Oregon, Maine, and a Wedding

Thursday I fly to Maine for David Kotok's Annual Shadow Fed Fishing Event. My youngest son Trey (now 14) and I fly to Bangor and then take a float plane to Leen's Lodge to meet with 30+ people. There will be several Fed economists and some well-known names like Paul McCulley of Pimco, Martin Barnes of Bank Credit Analyst, Barry Ritholtz, John Silvia of Wachovia and some very sharp traders and analysts. Right now, Steve Leesman of CNBC and a crew are slotted to come in, or so I'm told. Everyone basically ships in a case of their favorite wines, so it's a very fun event. I can tell you that some of the participants go all out in their choice of wine, and I look forward to tasting scores of different wines.

But the conversation and comradery are not the best parts. We get up every morning and go out on the lake with local guides to fish, then meet for lunch on an island, eat what we caught, talk shop, tell lies, and drink lots of wine. Then we go out again and come back for a gourmet dinner, and drink even more wine and maybe some of Martin's Scotch. Then get up and do it again and repeat. The best part for Trey is that he always seems to catch twice as many fish as I do, as well as the biggest.

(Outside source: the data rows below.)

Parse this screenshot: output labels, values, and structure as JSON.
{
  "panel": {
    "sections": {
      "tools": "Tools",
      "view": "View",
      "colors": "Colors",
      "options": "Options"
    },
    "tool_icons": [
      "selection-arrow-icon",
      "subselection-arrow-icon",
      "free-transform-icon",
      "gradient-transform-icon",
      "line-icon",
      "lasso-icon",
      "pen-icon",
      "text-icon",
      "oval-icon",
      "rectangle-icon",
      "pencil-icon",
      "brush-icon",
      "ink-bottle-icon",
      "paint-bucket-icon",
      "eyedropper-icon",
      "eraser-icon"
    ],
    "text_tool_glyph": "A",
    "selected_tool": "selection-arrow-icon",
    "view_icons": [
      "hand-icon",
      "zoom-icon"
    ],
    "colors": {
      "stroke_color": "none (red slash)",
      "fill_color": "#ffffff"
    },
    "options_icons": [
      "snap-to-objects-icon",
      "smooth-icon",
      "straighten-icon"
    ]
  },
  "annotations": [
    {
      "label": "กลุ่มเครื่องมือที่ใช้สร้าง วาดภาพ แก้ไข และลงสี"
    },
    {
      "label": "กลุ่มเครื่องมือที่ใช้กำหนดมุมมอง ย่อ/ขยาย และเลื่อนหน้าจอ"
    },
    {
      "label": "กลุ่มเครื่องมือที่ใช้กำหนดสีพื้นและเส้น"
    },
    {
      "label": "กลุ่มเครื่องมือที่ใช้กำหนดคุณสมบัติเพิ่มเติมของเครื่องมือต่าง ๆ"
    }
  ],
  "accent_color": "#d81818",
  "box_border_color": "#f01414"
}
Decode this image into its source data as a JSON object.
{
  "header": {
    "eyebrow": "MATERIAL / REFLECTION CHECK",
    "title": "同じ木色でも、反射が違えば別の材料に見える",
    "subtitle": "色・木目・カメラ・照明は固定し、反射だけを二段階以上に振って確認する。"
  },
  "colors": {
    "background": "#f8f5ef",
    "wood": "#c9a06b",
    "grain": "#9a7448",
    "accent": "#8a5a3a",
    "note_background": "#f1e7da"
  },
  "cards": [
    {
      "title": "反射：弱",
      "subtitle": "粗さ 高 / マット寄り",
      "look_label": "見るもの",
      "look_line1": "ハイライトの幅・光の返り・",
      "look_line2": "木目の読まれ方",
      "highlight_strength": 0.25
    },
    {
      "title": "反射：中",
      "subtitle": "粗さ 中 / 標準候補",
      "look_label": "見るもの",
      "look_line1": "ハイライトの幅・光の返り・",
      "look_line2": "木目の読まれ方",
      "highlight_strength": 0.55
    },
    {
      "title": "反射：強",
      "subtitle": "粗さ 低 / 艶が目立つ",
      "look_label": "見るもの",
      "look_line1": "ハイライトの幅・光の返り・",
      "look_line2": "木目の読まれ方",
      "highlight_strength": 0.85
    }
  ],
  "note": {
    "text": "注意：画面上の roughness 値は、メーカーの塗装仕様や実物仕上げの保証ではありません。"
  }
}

On Saturday night, everyone gathers in the lodge to place small bets (typically $10) on where the markets will be one year hence. Last year I asked those of my readers who were interested to also make predictions. We'll go back this week and see how you did, and the best will be sent a copy of some book that I like. I already know I've won one bet, so I'll be a winner again this year. It will be interesting to see how close I came in the other bets. I will write this up in a later letter.

And then I come back for Wedding Week. The wedding is August 8. I spent Thursday with Tiffani and Ryan, meeting with wedding planners, musicians, caterers, fireworks managers (sigh) and a legion of people coordinating an event that has grown beyond the original vision. But what fun. And to see your daughter so happy? Priceless.

The weeks seem to go by so fast this summer. Have a great week.